I did break the habit of a lifetime and bought The ST yesterday because I had been told it was full of jokes – and it was!
As I flicked through it I couldn’t help but notice that there were about ( I stress ‘about’ – my eyes did begin to glaze over) 150 blokes in it, 170 guns, 50 or so dogs and about 20 women. Gals are about as numerous as deer, dead birds and a little commoner than rabbits in the lives of shooting men, it seems. What a wonderful world to inhabit – don’t you think?
Although I believe that the rag is supposed to be about the great fun of shooting, since there aren’t any gals around, one could be forgiven for thinking that the main game species is the RSPB. The RSPB appears on the first five pages of the magazine, sometimes in big letters. Obviously, the RSPB is praised to the hilt throughout – read it yourself and see.
The tone is strident and the arguments are unconvincing. It looks like the competition between shooting mags has caused a race to the bottom, and the ST is scraping it hard. What would ‘BB’ have said about it?
There is nothing as strident, and nothing as adversarial to all other moderate influences in the countryside. I bet Philip Merricks is livid about ST.
Clearly either no-one has thought what impression this approach would have on the normal man (or dog) in the street, and they certainly won’t have considered the normal woman on the street, or the ST really doesn’t care what impression it makes.
What is the ornithological equivalent of the ST? I’m not sure there is one.
I wonder what the man, dog and woman count is in Birdwatch, Birdwatching etc?
The ST discusses the RSPB’s call for licensing of grouse moors and quotes the NGO, BASC and GWCT as not being terribly keen on it. Well, they would say that wouldn’t they?
I think that the call for licensing is simply too little, too feeble and too late. The RSPB looks rather off the pace now to advance this as their new solution when they did precious little to support John Armitage’s e-petition on this very subject which only closed at the end of February. This time last year would have been the time for the RSPB to throw their weight behind this measure and harness public support for it. By the way, that’s what I did through this blog even though I think that licensing is a partial and probably ineffective solution to the wide range of problems now associated with grouse moors – it’s not just about Hen Harriers is it?
But if the RSPB had supported the e-petition on this subject then we would all have bitten our lips and said nothing. But things have moved on.
You have to realise that the shooting community would be quite happy for licensing to come in – it relies on monitoring and a system of penalties and the policing will be difficult and the penalties can be argued over for years. Years of dialogue could be spent on defining the grounds for withdrawing a licence for damaging peat too much, reducing water quality too much etc etc.
That doesn’t sound to scary to the grouse shooters.

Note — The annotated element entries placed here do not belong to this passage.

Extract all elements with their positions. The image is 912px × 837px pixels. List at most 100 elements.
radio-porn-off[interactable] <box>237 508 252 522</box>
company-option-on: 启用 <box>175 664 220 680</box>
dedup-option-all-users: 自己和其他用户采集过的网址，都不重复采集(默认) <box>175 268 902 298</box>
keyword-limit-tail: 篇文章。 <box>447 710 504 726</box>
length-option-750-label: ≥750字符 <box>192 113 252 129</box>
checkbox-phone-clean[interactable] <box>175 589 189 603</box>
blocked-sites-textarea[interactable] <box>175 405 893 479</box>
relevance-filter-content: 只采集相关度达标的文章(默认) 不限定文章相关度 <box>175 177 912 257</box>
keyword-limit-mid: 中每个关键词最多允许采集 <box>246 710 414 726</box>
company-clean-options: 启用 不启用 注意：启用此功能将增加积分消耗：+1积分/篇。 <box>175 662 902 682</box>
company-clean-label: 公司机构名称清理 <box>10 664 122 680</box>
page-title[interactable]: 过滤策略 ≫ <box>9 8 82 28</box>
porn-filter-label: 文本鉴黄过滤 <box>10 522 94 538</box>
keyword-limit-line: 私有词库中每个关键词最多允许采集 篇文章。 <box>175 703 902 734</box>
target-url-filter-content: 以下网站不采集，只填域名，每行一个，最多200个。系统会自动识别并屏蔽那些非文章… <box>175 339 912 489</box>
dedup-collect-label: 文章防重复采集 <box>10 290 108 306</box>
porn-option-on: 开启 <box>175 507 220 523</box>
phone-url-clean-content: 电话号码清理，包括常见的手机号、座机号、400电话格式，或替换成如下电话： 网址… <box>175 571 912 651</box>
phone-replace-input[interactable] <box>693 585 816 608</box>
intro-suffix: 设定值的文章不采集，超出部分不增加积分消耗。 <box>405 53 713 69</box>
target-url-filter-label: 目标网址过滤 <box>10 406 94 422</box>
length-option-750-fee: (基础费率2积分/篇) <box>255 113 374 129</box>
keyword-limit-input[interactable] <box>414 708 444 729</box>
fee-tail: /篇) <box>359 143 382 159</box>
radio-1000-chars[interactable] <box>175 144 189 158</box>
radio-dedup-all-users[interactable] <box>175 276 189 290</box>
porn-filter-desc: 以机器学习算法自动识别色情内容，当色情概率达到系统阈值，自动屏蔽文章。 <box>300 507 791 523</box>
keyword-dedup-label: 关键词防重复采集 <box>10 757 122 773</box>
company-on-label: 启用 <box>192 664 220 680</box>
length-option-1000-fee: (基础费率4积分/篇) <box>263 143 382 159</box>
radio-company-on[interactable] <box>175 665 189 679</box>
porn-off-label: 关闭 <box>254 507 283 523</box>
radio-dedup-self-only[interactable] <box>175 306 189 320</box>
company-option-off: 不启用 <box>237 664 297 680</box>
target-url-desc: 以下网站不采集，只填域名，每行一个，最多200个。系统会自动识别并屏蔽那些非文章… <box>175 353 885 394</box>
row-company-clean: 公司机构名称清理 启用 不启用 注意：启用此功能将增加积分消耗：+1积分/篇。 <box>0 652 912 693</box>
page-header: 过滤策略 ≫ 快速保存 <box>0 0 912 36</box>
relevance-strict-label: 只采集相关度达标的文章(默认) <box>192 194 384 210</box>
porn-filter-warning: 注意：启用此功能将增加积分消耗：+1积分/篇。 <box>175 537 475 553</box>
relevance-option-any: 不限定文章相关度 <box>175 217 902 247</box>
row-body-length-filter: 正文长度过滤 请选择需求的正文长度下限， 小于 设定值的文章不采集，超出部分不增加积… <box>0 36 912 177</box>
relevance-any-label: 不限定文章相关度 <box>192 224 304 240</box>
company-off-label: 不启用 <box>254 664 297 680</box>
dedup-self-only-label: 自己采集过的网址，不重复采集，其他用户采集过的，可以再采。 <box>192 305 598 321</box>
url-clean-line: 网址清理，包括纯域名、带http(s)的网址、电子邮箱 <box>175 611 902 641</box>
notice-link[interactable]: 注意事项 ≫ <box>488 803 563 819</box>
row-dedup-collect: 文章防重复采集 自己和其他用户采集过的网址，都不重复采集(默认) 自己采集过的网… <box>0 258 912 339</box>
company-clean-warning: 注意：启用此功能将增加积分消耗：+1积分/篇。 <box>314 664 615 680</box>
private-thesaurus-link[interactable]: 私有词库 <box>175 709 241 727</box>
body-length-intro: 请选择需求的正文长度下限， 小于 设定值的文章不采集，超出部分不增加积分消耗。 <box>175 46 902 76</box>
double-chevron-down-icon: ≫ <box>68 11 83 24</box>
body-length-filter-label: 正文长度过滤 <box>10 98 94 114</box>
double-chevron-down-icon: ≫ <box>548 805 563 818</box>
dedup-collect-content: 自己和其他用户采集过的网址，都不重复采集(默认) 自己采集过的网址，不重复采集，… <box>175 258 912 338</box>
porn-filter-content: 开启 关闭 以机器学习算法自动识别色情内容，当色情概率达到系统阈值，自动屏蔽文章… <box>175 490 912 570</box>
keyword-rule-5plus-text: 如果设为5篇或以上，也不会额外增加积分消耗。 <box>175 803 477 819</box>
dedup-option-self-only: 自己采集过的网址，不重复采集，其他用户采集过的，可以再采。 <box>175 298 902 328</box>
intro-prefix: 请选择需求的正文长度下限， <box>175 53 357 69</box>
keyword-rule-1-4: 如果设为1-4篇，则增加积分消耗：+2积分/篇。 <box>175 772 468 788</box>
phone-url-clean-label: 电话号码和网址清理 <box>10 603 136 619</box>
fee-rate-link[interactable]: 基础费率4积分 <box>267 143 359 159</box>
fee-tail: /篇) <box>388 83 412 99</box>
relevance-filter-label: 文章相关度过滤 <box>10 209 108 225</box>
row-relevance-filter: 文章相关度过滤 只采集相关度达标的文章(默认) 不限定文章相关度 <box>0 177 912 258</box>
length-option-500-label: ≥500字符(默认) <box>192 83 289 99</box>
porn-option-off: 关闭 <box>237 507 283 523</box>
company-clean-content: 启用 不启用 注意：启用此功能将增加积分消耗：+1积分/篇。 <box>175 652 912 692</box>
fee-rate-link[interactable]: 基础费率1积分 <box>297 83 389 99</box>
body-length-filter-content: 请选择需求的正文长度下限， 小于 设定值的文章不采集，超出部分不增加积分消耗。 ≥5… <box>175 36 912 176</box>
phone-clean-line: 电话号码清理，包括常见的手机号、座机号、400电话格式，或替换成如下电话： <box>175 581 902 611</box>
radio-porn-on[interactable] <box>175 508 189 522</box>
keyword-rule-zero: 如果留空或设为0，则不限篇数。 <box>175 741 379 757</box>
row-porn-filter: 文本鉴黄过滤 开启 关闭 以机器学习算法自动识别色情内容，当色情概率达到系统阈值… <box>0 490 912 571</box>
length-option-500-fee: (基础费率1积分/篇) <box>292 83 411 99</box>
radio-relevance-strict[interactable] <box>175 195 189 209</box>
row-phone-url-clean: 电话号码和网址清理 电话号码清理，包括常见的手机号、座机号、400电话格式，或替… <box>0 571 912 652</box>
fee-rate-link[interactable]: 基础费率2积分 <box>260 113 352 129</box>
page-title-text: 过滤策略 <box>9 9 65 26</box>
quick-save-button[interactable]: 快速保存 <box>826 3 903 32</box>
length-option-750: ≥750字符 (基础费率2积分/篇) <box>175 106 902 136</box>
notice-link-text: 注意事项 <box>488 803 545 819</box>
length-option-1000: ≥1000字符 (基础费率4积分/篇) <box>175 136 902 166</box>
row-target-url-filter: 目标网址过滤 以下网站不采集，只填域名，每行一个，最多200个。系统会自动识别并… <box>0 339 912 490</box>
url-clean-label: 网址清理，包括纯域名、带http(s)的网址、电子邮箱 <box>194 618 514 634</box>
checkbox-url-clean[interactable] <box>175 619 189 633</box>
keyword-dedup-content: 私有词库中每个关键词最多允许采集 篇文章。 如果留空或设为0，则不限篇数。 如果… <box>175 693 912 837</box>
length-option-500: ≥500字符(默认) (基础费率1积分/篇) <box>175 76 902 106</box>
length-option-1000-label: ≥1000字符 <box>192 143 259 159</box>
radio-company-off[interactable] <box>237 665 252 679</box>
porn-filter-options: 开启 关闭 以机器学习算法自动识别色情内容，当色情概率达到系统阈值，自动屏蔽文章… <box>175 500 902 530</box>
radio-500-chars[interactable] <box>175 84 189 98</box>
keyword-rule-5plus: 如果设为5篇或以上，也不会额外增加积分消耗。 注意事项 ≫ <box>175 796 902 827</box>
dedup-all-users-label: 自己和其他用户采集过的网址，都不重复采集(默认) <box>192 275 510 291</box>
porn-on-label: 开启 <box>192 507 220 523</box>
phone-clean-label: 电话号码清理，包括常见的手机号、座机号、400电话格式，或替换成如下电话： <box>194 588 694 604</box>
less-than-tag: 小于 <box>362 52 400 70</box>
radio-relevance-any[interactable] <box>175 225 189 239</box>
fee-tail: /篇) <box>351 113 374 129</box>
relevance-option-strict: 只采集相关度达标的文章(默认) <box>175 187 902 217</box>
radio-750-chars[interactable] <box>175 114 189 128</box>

So the pages of outrage in ST are there to make licensing seems extreme (when it is actually weak and ineffective in this instance) and to make the RSPB feel that it has been really tough.
The grouse shooters are worried about the possibility, only vague and only distant, of a total ban on their activities because increasingly realisation is dawning on a range of people that the way to deal with the systematic ills of driven grouse shooting is to ban it. And they hate the idea of people expressing their abhorrence of the criminal killing of Hen Harriers on Hen Harrier Day. This might involve grannies, girls and grown women – what a thought!
Apparently the RSPB is too influenced by ‘bloggers’ – whatever they may be. I must meet some of these people and have a word with them – they sound interesting.
The thing that these bloggers might ask for is a ban to driven grouse shooting as the simplest, quickest, most effective and least bureaucratic solution to the many ills of intensive grouse moor management. I wonder whether the RSPB has noticed? Maybe this will be RSPB policy a few months after this e-petition closes.
6400 signatures as we enter Week 6 – that’s over 1000 signatures a week on average. Wouldn’t it be great to get to 10,000 in the next five weeks – by 12 August. That’s about 100 new signatures a day for the next 39 or so days – sounds quite tough to me. I wonder whether that is possible? Let’s give it a go.